The union says plastic shielding installed on buses in response to Covid offers Montreal drivers little more than “psychological protection” against physical attacks.

“It’s not enough protection if somebody wants to hit you with a baseball bat,” union spokesperson Marcin Kazmierczak told Work-Bites. “Most aggressions happen at night. It’s not easy to be a bus driver. We like to say we are working for the citizen — we are here for them. But I don’t know how much those people really care.”

The STM, according to Tagliaferri, is grappling with an $85 million shortfall and remains less than receptive to offering bus operators better protection. “When you try to bring this up at the table, the discussion doesn’t last very long because the money is not there,” Tagliaferri says.

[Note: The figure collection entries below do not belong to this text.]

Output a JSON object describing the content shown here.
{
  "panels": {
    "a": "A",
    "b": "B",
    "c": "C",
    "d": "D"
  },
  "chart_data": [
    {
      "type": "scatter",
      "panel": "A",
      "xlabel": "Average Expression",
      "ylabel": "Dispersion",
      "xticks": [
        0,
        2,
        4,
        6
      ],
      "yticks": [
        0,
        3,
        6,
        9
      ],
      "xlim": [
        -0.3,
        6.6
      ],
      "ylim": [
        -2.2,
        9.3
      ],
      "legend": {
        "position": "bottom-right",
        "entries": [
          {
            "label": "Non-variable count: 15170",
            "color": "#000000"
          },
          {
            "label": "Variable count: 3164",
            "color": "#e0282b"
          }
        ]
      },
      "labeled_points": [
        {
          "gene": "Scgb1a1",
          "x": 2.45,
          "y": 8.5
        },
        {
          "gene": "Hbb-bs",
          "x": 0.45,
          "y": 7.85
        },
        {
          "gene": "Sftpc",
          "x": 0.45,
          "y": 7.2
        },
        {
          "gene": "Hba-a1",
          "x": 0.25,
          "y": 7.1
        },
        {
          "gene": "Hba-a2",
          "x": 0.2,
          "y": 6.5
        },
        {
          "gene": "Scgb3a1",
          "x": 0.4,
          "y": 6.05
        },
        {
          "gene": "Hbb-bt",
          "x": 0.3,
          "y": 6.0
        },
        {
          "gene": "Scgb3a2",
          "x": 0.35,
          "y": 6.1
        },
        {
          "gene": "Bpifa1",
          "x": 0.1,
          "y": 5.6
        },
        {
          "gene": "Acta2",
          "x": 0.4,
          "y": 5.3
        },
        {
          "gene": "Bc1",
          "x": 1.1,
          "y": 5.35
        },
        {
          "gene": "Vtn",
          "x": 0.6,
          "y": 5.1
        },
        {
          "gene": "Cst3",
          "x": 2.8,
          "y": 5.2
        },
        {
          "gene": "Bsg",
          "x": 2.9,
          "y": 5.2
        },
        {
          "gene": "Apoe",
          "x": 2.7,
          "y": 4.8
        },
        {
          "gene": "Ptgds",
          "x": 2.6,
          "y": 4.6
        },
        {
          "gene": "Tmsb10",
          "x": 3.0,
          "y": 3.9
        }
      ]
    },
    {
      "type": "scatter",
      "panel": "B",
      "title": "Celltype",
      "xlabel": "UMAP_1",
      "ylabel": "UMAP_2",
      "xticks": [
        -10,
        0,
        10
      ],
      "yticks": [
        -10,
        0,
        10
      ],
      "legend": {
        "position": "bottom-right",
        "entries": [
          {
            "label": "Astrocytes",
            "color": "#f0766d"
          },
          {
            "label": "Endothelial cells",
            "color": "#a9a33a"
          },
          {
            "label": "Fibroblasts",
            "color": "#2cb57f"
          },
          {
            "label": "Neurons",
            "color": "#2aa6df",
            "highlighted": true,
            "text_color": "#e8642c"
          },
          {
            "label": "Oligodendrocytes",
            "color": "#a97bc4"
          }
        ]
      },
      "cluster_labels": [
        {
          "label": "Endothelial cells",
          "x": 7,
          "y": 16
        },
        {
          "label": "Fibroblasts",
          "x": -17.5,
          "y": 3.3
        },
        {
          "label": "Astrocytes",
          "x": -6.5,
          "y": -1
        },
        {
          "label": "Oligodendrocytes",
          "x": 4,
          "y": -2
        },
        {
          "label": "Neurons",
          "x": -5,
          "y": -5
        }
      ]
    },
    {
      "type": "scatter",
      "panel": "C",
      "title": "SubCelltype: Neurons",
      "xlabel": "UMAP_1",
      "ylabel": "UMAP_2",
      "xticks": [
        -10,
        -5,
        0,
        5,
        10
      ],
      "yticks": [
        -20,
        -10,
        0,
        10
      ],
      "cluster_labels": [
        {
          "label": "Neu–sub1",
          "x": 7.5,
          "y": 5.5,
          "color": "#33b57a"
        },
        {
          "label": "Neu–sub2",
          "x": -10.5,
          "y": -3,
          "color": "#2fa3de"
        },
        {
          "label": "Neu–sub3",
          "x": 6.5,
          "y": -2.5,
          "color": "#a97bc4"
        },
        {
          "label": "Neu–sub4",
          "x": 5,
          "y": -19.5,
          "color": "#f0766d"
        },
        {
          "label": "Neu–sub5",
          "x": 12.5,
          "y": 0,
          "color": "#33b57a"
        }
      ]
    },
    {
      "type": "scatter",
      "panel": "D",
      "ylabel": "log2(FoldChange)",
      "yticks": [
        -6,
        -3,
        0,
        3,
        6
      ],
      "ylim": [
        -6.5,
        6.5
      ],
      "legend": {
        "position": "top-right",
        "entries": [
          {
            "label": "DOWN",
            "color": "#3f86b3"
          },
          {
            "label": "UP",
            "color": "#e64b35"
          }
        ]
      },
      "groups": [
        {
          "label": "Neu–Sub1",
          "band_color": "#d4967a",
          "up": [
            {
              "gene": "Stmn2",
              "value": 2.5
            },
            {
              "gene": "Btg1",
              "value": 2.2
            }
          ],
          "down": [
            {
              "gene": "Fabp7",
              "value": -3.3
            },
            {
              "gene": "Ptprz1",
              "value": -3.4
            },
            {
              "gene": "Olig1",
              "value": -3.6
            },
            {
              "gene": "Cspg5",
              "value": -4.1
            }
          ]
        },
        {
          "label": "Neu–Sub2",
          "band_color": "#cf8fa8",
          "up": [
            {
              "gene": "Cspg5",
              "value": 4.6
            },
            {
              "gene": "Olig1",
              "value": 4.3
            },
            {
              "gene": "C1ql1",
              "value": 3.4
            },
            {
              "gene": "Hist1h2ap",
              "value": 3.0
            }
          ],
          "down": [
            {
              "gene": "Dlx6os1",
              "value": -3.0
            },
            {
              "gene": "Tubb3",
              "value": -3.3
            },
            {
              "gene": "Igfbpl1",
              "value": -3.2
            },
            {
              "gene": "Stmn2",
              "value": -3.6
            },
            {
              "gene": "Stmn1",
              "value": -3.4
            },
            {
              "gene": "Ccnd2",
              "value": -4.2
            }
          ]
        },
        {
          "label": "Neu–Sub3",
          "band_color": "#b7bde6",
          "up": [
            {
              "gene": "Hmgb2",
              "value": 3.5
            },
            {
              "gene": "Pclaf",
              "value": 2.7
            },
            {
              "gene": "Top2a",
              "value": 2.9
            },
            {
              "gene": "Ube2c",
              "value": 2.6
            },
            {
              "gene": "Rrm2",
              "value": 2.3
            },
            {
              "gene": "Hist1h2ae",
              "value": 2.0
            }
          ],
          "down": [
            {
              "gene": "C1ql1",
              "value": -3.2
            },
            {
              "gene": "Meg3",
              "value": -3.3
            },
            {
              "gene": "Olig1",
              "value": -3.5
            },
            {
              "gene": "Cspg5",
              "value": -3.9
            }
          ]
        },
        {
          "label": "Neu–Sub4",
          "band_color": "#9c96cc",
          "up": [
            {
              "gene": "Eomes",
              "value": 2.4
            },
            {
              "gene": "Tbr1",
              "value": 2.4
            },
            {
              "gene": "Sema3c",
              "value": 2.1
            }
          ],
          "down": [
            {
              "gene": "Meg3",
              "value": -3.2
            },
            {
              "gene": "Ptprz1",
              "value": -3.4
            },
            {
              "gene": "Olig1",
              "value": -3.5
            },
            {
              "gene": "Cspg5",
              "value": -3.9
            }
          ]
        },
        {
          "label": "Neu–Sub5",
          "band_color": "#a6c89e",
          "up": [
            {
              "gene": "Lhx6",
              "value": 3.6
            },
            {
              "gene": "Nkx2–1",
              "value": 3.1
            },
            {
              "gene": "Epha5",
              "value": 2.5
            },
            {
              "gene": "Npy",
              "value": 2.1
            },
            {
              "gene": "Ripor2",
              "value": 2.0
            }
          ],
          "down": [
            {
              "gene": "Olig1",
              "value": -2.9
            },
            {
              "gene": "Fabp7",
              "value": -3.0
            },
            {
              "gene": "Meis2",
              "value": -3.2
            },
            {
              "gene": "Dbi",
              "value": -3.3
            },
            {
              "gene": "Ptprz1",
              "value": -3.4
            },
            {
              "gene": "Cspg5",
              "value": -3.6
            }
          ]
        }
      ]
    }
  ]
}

Mansouri left the restaurant industry eight years ago, to become an STM bus operator. He likes the work, but says in order to protect drivers and make the job more appealing to new hires, the STM has got to start “listening to the human beings doing the job.”

“The people have to understand it’s not the fault of the bus driver that the bus is late or there is some problem with the service,” Mansouri says. “Stop thinking that the bus driver doesn’t care about the schedule. The work is magnificent — the only thing we need is the food to feed this network to make sure we have enough bus drivers and enough buses.”

Many bus operators in Montreal are pulling lots of overtime, but Kazmierczak says it’s not the answer.

“We still have reduced service,” he says. “If you want adequate service we need more people.”

The lack of support many transit workers feel extends beyond far beyond the fiscal. During the pandemic Montreal transit workers kept the buses and trains rolling, but Tagliaferri says they didn’t get recognized as “essential people.”

“That hurt us a lot,” he says. “Other blue-collar workers were recognized as essential workers — but not us.”

Despite the problems facing Montreal transit workers, Tagliaferri — who started his own career as a bus operator back in 2003 — says he’d still get behind the wheel today. But, he says, a lot of his members simply would not.

“And I don’t think the sun is much brighter in the states for transit,” Tagliaferri says.

Indeed, it is not.

As Work-Bites noted earlier, a recent TransitCenter report called “Bus Operators in Crisis” finds “Many potential employees are wary of, if not opposed to, taking a job that could involve hostile interactions with the public.”

According to the Federal Transit Administration, operator assaults per unlinked passenger trip increased fourfold across the U.S. from 2009 to 2020.